Quest’immagine di sottomissione alla cultura del silenzio non ci appartiene, questa meschina indifferenza non è nostra. Non so come nascondere l’imbarazzo che provo per me stesso e per voi. I siriani e le siriane affrontano la repressione con la morte mentre Beirut, che si è arresa riducendosi a vicoletti di bande e di fascisti, muore senza lottare, immolando la sua voce sull’altare della paura e del disonore. Non so neppure come terminare questo articolo, che ho iniziato a scrivere come una lettera di scuse da Beirut a Damasco, come la promessa di un incontro per la libertà, che dovrà unire due capitali che tanto hanno sofferto intimidazione e repressione.
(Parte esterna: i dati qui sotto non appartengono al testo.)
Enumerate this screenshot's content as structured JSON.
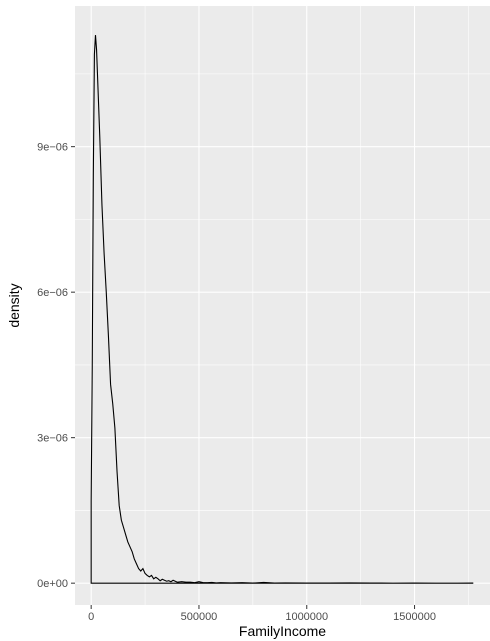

Volevo rievocare la voce di Samir Kassir, il primo a coltivare il gelsomino della libertà in Siria, irrigando con il suo sangue la primavera araba ancor prima che iniziasse.

Ma non trovo le parole.

Provo vergogna e impotenza, sento la mia voce strozzata, e Beirut – la Beirut che io ho scritto, e che ha scritto di me – svanisce davanti ai miei occhi, la vedo annegare nella paura, divorata dall’indifferenza. Ma… nonostante il muro di terrore che cinge entrambe le città, nulla può cancellare la realtà che hanno in comune. La Promessa manterrà i suoi impegni, e il Sogno ci condurrà verso la Siria e la Palestina. E quando volteremo pagina, questa fase in cui domina la paura sarà solo un ricordo di cui non vogliamo il ritorno.